A operação da Polícia Federal (PF), autorizada na sexta-feira, 12, pelo ministro Flávio Dino, do Supremo Tribunal Federal (STF), atinge o centro do sistema de poder erguido pelo Centrão nos últimos anos. As emendas do chamado Orçamento Secreto, peça-chave na consolidação do poder do deputado Arthur Lira (PP-AL), que não foi alvo da operação, tornaram-se o principal foco de investigação policial já registrado no Congresso Nacional.

No âmbito da operação, a ex-assessora do deputado Arthur Lira (PP-AL), Mariângela Fialek, conhecida como “Tuca”, foi alvo de mandados de busca e apreensão cumpridos pela Polícia Federal na Câmara dos Deputados, na sexta-feira (12). Segundo as investigações, ela teria sido responsável por encaminhar ordens a comissões para a liberação de emendas parlamentares, do Orçamento Secreto, caracterizado pela destinação de recursos públicos sem identificação do parlamentar autor da indicação nem dos beneficiários finais.

A mídia noticia que o número varia entre 80 e 100 deputados federais e senadores que estão sendo investigados pela Polícia Federal, com autorizações do Procurador-Geral da República (PGR), por supostos desvios de recursos oriundos de emendas parlamentares. Esse cenário coloca sob pressão direta o deputado Arthur Lira, apontado como líder do Orçamento Secreto, modelo de sequestro do Orçamento da União operado pelo Parlamento.

Arthur Lira, mesmo não sendo alvo direto neste momento, retorna ao radar das análises políticas. Sua passagem pela presidência da Câmara dos Deputados foi decisiva na operacionalização das emendas e o colocou na posição de “capo di tutti i capi” — chefe de todos os chefes, expressão usada para designar o líder máximo na máfia italiana. Essa posição, não há como negar, é uma conquista do deputado alagoano.

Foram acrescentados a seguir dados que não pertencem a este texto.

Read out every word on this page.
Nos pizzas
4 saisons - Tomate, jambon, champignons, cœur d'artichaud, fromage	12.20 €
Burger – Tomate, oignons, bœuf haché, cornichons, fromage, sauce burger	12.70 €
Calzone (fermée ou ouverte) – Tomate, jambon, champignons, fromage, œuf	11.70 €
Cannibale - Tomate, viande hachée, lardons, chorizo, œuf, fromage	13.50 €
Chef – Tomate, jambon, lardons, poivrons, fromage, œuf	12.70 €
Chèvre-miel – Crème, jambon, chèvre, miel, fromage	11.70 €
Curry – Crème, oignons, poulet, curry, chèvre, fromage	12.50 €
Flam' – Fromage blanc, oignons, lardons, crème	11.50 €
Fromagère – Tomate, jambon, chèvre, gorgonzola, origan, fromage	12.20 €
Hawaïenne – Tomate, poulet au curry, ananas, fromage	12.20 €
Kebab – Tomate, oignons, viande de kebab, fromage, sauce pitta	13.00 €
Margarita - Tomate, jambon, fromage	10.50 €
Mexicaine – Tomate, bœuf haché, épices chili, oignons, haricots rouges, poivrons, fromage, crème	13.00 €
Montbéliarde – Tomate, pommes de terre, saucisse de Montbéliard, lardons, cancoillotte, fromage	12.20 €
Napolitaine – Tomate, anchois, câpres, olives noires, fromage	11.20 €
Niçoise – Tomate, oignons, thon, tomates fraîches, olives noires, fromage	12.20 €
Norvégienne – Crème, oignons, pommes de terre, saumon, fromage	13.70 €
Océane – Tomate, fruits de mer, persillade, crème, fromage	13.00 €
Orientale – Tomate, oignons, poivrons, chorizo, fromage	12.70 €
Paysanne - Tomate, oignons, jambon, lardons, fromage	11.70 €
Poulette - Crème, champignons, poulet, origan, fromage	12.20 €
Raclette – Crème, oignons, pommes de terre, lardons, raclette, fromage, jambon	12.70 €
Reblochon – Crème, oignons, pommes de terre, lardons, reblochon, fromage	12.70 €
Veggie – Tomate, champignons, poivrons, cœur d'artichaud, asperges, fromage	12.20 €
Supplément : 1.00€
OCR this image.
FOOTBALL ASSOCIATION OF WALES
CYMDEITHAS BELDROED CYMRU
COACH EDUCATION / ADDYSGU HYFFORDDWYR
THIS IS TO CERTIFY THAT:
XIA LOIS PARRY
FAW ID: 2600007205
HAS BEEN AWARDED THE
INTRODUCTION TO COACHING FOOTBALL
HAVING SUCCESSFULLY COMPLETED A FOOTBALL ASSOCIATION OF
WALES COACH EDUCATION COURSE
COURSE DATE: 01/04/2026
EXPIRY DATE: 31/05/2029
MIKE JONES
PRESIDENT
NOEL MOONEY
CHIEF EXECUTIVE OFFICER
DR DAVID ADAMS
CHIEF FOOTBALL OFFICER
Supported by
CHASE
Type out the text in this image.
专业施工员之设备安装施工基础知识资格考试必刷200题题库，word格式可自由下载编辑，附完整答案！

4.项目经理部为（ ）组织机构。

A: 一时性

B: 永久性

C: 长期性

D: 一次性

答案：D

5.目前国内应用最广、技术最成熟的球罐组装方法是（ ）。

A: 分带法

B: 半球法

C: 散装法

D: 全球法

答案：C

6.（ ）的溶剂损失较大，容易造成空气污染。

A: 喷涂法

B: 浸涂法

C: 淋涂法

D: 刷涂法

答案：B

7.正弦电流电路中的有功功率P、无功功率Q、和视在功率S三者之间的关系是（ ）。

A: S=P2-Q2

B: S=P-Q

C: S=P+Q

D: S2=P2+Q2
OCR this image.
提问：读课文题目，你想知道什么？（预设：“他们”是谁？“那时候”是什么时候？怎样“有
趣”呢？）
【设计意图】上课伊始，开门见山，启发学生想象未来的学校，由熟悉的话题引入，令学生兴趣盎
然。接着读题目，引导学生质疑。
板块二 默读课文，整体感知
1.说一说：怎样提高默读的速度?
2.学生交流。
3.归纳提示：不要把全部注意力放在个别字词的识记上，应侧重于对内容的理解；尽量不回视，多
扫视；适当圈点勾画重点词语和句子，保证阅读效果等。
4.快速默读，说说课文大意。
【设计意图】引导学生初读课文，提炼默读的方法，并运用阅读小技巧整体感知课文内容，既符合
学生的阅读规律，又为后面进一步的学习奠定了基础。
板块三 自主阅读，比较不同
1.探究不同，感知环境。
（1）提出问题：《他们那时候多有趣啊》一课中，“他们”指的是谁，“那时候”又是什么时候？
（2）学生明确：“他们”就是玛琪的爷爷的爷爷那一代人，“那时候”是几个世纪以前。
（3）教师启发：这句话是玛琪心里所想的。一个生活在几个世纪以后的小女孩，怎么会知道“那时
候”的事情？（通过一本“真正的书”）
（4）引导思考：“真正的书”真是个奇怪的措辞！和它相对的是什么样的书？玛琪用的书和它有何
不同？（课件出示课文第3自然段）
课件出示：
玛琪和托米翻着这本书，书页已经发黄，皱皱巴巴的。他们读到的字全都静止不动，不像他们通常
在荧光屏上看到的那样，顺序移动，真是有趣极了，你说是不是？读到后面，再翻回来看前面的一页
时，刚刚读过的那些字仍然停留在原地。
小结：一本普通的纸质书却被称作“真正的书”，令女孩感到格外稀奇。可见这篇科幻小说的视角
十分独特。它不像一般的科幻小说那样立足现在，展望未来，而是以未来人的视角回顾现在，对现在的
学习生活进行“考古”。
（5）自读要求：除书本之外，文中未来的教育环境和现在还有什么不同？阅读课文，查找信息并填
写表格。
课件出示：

Os destinos de Mariângela Fialek, conhecida como “Tuca”, e de Arthur Lira continuarão cruzados pelo tempo que terão de esperar pelo avanço das investigações e pelo que a Polícia Federal encontrar em seus telefones, computadores e nas anotações de “padaria”, como disse o ministro Flávio Dino.

A estrutura que sustentou o orçamento secreto foi construída dentro da lógica do poder concentrado, operado por deputados e senadores, assessorados por técnicos em áreas estratégicas da Câmara. O Supremo Tribunal Federal (STF) e a PGR estão no encalço dos malfeitores para desmontar essa engrenagem.

O nervosismo que se espalhou pelo Congresso expressa um temor concreto: o de que as próximas fases das operações atinjam figuras graúdas.

As crises sucessivas entre os Poderes da República não podem ser entendidas como algo que ponha o sistema democrático em perigo. O que fragiliza o regime democrático é não aprofundar as investigações nem punir os delinquentes, pois, sem isso, o STF e a própria democracia ficarão vulneráveis.

O crime organizado institucionalizado no Congresso Nacional tem alterado o funcionamento dos Poderes da República. Se persistir esse tipo de controle criminoso do Orçamento da União por parlamentares eleitos com dinheiro público. Pela primeira vez, o Centrão se vê diante de uma equação que não domina: a da lei avançando sobre o território onde antes reinava a blindagem política.